Fig. 6 shows a simulated complex RF environment, created by placing a number of tags within read range of a reader. After only 30 seconds of monitoring the frequency-hopping output of the reader, a lot of information can be seen.

Red signals are always present. In this case, that means the noise floor and several interfering signals towards the bottom of the display. Green signals (mostly bursty interference in this example) are present perhaps 50 per cent of the time, and blue signals are infrequent, as indicated by the signal density scale in the lower right corner.

The blue signals are mostly RFID signals for communications between a reader and the set of tags. In this case, the modulation type is amplitude-shift keying, and the higher narrow blue pulses are 1’s and the lower narrow blue pulses are 0’s. DPX provides visibility of signals that would not be seen on a conventional swept analyser.

In this screen capture, the reader was successful on frequencies without much interference. This is shown first, by seeing that the mostly blue RFID pulses only occur on clear frequencies. Second, by looking at the other colours on the mostly blue RFID pulses, the extended dwell time of a successful RFID transaction can be spotted. It’s realistic to conclude that successful polling occurs at frequencies where no interfering signal is present and the signal-to-noise ratio is greater. This clearly shows that the chances of a successful tag read increase in an environment with minimal interference.

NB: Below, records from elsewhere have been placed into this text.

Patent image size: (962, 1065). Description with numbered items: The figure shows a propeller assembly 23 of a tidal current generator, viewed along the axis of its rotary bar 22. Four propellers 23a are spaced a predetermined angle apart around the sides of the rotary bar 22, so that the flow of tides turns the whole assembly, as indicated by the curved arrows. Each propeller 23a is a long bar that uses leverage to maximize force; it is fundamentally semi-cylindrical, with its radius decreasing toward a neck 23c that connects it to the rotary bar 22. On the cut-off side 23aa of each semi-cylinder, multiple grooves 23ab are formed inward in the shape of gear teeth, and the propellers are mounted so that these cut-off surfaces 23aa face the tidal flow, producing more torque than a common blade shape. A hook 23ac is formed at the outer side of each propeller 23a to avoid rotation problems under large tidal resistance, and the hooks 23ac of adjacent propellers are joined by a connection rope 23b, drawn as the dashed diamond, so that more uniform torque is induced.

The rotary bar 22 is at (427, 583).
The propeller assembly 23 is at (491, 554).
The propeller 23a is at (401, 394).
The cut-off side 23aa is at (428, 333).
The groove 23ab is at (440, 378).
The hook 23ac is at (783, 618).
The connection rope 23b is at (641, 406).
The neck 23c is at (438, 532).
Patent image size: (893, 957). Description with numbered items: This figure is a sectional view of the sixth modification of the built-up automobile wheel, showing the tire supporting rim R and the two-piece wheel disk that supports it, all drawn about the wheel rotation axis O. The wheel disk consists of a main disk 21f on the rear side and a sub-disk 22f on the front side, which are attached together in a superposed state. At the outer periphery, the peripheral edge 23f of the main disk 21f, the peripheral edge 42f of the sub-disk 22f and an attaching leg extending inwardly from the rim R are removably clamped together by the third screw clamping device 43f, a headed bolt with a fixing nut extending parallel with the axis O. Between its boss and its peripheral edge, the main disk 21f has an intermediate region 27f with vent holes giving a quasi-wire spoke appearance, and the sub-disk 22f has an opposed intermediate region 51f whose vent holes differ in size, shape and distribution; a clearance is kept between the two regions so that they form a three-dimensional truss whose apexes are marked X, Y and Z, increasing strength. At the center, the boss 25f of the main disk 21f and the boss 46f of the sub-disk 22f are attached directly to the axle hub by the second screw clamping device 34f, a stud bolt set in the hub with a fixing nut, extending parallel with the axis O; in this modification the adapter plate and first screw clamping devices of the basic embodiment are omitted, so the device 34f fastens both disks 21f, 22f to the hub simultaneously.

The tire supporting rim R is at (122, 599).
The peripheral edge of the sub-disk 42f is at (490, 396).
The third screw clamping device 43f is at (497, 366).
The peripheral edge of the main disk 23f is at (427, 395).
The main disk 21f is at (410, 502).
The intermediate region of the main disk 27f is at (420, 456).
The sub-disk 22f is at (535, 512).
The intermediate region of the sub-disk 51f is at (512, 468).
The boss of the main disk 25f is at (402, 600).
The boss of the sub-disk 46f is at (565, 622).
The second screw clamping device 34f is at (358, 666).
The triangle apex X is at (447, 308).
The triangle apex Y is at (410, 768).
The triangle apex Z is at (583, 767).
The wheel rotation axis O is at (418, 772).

When doing frequency planning to restrict each reader to a certain channel (or channels), DPX can be used to ensure that the modulation sidebands are not at such a level that would cause interference in those channels being used by co-located readers. Note that the reader and tag signals in the centre of Fig. 6 have wide spectral spreading and are dwelling for a longer period of time than in other channels. The brighter signal skirts indicate a higher signal density and thus a longer dwell time. This could be a source of read failures in the adjacent channels, and action should be taken to ensure that filtering in the readers is sufficient to have immunity to this interference.

To sum up
RFID signals, by their nature, may be subject to complex, and even harsh, RF environments. In addition, the pulsed nature of RFID signals makes analysis difficult with conventional spectrum analysers. AWGs and RTSAs make effective simulation and analysis of multiple-reader, dense-mode environments and common interference signals practical. This technique can be used to ensure reliable RFID communications and throughput in harsh conditions.